Global Supply Chain

(dummy) The Global Supply Chains challenge efforts to trace corporate responsibility

Global Supply Chain

Global supply chain is the sequence of manufacturing processes involved in a product. In the fashion sector, supply chains are highly fragmented and include the sourcing of raw materials, conversion of raw materials into fibres, then fabrics, and garments. Large brands usually scatter their manufacturing processes globally to reduce costs, leading to challenges in traceability.

Outsourcing

Outsourcing is the business practice of hiring a party outside a company to perform services or create goods that were traditionally performed in-house by the company's own employees. Outsourced workers usually is hired with short term contracts in order to reduce labour costs significantly such as salaries and overhead. Together with the production process, legal responsibilities of companies were also outsourced. When there are violations, companies usually claim innocence, sometimes a fund or partly remedy.

Purchasing Practice

Purchasing practices refers to the ways that global brands and retailers interact and work with suppliers, including how brands source, buyers pricing, lead times for placing orders, payment terms, forecasting and stability for suppliers.

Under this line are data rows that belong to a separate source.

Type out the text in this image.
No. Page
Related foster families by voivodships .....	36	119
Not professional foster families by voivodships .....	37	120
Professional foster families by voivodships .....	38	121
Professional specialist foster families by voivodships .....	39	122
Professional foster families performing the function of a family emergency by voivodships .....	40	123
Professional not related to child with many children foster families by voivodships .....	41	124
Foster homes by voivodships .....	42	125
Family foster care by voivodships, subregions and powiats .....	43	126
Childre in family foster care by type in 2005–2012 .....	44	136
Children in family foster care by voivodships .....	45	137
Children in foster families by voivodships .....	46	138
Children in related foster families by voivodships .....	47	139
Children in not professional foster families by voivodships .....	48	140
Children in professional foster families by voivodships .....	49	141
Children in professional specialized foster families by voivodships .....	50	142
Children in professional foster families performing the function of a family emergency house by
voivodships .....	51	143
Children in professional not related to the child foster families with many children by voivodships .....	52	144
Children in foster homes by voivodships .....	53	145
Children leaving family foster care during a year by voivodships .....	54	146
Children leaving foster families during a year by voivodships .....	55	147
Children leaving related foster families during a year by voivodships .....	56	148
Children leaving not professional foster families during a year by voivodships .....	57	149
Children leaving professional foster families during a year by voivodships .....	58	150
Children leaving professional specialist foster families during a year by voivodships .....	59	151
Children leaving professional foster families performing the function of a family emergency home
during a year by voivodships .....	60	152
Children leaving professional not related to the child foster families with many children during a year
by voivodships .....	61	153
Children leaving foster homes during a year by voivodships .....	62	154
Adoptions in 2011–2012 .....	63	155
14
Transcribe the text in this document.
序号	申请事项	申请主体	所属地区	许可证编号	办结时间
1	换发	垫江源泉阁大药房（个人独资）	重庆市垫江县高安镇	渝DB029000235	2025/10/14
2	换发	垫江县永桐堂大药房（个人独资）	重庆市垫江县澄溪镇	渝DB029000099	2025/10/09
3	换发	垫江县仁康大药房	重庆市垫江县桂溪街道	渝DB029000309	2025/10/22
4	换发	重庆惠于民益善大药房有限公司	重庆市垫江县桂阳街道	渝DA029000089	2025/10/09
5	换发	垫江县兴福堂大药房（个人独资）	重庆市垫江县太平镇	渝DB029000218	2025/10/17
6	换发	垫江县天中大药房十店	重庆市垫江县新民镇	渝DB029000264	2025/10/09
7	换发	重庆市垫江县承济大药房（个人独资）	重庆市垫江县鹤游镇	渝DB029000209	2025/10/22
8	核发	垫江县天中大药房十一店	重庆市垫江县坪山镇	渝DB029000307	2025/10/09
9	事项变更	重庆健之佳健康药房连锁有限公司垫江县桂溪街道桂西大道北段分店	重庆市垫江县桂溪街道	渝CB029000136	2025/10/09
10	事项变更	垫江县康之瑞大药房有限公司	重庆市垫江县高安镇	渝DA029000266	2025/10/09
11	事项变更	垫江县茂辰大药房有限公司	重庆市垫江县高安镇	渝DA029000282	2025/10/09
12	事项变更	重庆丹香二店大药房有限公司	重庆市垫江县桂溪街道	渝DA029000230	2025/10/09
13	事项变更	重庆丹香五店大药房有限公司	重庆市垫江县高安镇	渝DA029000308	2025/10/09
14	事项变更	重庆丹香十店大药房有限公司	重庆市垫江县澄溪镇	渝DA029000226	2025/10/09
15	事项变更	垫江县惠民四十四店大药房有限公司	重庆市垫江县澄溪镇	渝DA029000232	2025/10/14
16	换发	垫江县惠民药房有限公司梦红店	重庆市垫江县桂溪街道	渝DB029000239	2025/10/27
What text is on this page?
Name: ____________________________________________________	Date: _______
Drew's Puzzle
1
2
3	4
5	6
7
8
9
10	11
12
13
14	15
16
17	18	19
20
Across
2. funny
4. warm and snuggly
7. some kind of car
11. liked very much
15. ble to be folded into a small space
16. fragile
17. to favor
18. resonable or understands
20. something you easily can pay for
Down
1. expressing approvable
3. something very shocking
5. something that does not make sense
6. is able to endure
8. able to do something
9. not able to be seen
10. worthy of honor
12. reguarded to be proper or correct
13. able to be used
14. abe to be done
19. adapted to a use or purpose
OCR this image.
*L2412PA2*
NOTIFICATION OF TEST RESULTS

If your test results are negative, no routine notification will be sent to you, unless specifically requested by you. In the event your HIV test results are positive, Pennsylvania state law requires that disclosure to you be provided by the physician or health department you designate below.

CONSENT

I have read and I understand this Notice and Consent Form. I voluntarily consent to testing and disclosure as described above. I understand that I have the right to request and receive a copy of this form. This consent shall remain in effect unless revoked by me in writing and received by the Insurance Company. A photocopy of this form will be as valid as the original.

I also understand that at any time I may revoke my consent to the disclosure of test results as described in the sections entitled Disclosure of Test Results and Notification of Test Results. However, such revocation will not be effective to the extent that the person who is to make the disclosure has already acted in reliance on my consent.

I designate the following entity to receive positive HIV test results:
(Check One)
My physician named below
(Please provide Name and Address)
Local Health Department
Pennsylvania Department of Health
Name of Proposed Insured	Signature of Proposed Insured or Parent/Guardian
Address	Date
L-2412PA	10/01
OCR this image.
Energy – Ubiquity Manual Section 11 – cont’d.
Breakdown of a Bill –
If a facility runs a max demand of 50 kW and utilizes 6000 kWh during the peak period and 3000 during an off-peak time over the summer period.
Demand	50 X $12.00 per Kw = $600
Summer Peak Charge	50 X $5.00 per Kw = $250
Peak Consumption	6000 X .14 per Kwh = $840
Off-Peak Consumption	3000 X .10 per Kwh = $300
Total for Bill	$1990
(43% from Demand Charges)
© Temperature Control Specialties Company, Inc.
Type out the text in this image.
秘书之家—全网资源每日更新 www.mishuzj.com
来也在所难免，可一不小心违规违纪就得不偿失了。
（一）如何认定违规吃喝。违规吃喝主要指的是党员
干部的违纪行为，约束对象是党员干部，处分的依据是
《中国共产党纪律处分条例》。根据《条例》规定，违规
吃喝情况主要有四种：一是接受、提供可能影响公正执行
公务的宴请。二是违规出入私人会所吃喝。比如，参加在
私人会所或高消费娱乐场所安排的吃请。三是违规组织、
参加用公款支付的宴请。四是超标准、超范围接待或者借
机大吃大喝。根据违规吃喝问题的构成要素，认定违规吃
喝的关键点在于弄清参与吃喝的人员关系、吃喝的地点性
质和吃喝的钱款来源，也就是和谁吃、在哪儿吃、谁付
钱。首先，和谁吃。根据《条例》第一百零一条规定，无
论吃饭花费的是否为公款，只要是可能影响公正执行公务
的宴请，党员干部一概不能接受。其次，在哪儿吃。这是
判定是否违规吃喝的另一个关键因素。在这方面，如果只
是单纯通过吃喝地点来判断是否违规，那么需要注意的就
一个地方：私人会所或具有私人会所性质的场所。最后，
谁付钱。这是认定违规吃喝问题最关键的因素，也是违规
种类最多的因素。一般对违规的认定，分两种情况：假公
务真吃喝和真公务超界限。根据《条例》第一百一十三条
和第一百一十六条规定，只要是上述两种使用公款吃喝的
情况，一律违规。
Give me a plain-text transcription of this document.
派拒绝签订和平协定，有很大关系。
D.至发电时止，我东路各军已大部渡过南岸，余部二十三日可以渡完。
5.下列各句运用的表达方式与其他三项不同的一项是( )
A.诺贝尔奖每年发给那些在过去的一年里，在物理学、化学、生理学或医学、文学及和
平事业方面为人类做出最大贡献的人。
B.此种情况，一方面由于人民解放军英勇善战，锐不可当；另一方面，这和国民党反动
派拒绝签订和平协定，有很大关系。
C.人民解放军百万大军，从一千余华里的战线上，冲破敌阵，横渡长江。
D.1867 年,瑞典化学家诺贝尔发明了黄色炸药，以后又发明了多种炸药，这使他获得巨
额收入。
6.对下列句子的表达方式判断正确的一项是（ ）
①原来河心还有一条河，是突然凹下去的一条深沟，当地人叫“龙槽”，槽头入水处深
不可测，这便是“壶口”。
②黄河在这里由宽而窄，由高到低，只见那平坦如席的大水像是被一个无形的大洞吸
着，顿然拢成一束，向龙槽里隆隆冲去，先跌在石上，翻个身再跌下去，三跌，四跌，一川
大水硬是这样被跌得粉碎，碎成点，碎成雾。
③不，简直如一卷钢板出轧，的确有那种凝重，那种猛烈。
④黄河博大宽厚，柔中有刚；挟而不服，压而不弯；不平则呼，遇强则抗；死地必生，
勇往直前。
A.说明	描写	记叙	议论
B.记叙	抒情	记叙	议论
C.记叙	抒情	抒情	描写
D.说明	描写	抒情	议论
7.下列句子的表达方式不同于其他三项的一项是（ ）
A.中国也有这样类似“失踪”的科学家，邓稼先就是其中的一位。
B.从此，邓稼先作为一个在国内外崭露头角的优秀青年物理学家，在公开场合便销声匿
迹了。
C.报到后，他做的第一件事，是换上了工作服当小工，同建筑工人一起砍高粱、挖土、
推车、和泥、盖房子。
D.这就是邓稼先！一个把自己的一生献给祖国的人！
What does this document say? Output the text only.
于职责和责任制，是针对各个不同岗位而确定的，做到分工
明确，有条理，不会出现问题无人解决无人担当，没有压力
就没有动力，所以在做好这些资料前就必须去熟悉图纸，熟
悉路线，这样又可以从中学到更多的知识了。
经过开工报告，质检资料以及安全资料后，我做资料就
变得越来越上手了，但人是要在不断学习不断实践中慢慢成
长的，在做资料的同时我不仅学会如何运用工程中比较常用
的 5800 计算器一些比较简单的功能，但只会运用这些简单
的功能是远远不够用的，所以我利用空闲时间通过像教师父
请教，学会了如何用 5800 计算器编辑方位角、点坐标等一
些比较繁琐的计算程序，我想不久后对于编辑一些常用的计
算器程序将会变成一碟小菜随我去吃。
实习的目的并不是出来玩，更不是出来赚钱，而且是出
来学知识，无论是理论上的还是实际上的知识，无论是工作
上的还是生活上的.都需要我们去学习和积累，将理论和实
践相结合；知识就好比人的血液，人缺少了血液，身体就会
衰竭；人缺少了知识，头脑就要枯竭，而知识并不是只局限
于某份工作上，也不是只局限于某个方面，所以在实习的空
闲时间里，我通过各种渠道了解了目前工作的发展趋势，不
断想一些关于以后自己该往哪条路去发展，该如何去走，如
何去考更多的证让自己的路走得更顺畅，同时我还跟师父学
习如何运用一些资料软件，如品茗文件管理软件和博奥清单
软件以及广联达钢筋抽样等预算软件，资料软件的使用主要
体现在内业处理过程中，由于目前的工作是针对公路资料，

Brands purchasing practices are often competitive, and push for the lowest possible prices and fasted turnaround on orders. During COVID-19, big brands specifically used their purchasing practices to minimise profit loss, such as paying suppliers only after the delivery of goods. Given the extreme power imbalances in the garment industry, where brands call the shots, it is possible for big brands to mass cancel orders or impose discounts on orders that are already completed or in production. While big brands can limit their obligations to suppliers in order to protect their profits, suppliers are left unable to pay workers and workers are left unable to buy food or pay their rent.

Sweatshop

A factory or workshop where people are employed at very low wages for long hours. Typically used to refer to the garment industry, people work under slave labour conditions in sweatshops in unsafe environments which pose multiple health risks. People subjected to these oppressive conditions tend to die young and many take their own lives.